While parents have these rights and responsibilities, a judge can decide, in the event of a divorce or legal separation, how they will be split between the two parents. When a grandparent tries to claim his or her rights for visitation of a grandchild in the event of a divorce or separation, the judge will weigh the potential effect on parental rights before making a decision. When one parent dies, the other parent of child has the right to sole natural guardianship. This is true even in cases of divorce where the deceased parent had sole custody of the child.

Have your rights as a parent been violated? Discuss your case with our Gwinnett County parental rights lawyer today!

Termination of Parental Rights GA

According Georgia Law 15-11-94, parent’s rights may be terminated if the parent legally relinquishes custody, neglected the child support order for up to 1 year, neglect/abuse/abandonment, convicted of killing the other parent, and/or the court finds the the child's well-being lacking.
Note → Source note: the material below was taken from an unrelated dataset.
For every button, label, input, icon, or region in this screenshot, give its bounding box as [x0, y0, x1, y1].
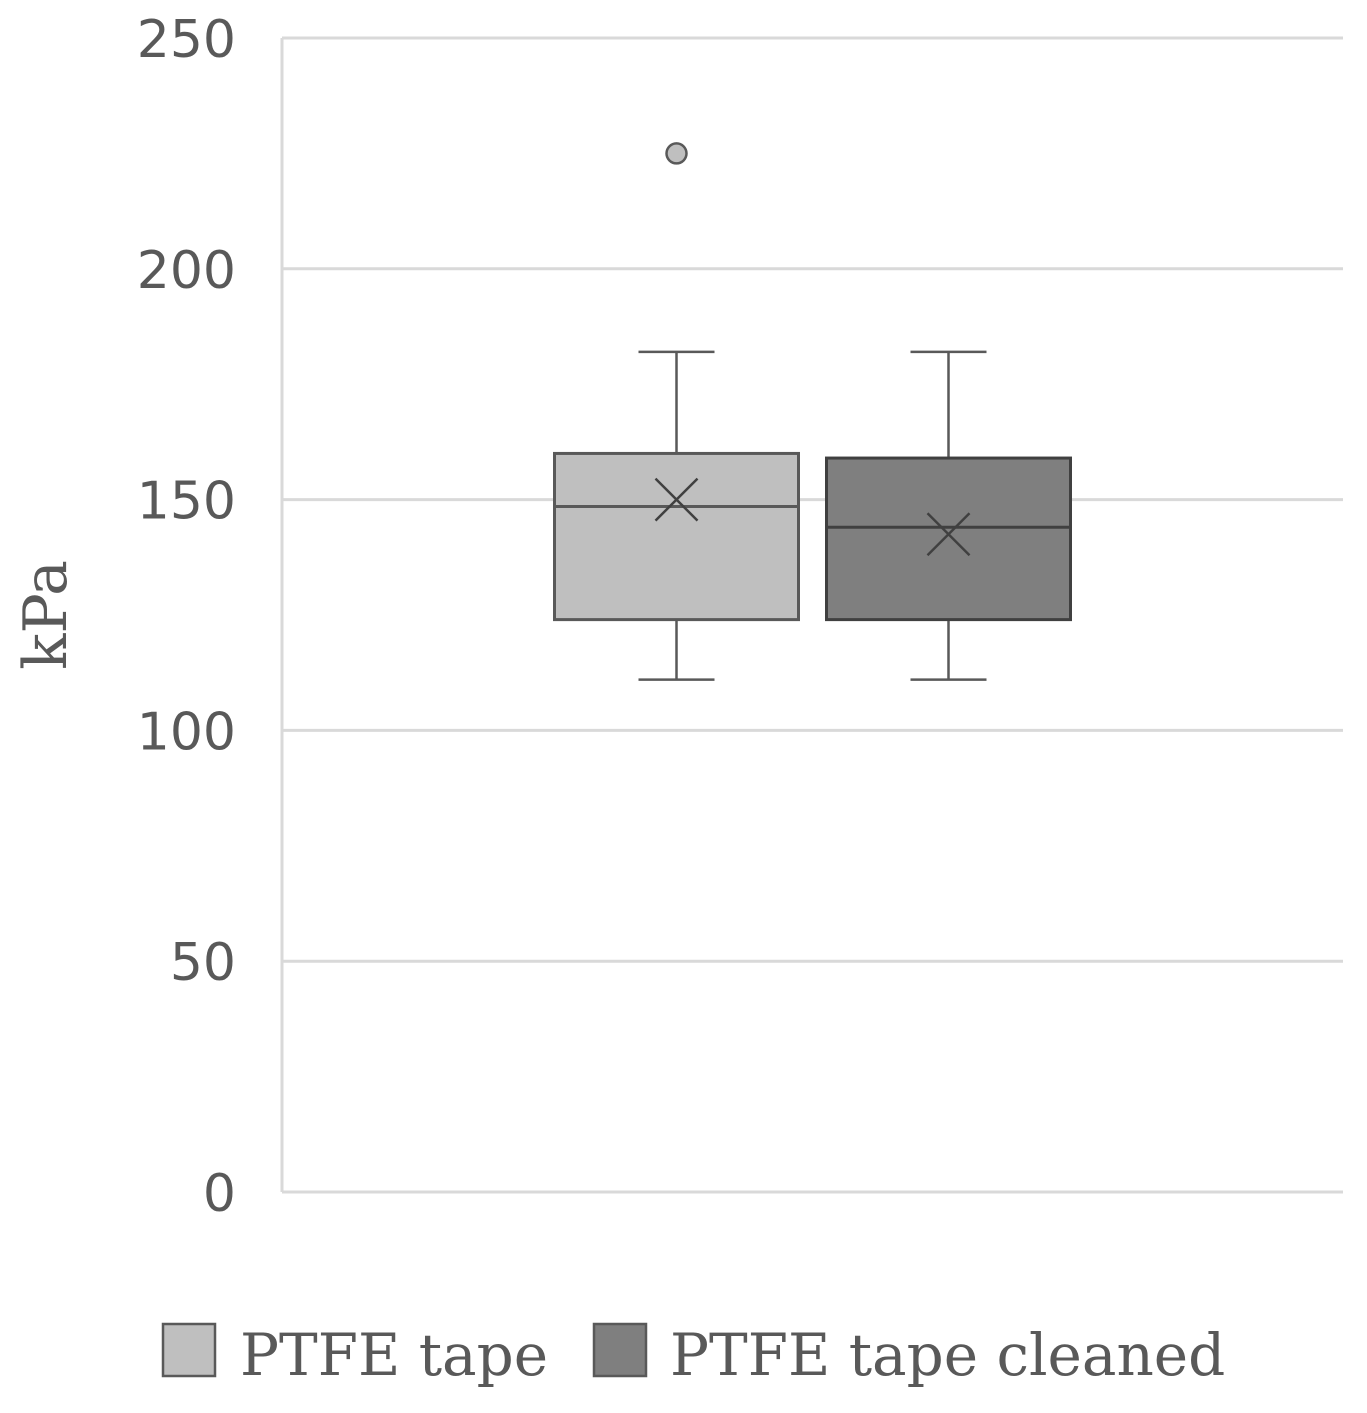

Voluntary termination of parental rights can occur when the parent doesn't wish to be involved in the child's life, or if the child is going to be legally adopted. If a parent is found to have abused or neglected his or her child, that parent could involuntarily lose parental rights. In these cases, the state could forcibly take over custody of the child, unless the parent voluntarily gives up custody so that the child could live in a safer environment. Even in cases in which a parent decides to terminate his or her parental rights, that individual could still be held responsible for paying child support until the child reaches the age of 18.

Protecting Your Rights as a Parent

There is no doubt that getting a divorce becomes far more difficult and emotionally involved when you have children together. It can become difficult to find balance when you might have to share custody of your child or even accept less custody or visitation than you were hoping for. Some divorced parents who were used to seeing their children every day end only getting to see them once a week or on alternating weekends. In other instances, a parent might feel he or she is not being given enough say over major decisions in the child’s life.

When you are dealing with divorce, it is important to learn and understand your parental rights so you can be at the greatest advantage when creating your parenting plan, or a clearly outlined plan for each parent’s role in the child’s life after the divorce. An attorney from the Fox Firm, P.C. can help explain your inherent parental rights to you in more detail. The state of Georgia has laws in place that protect these rights.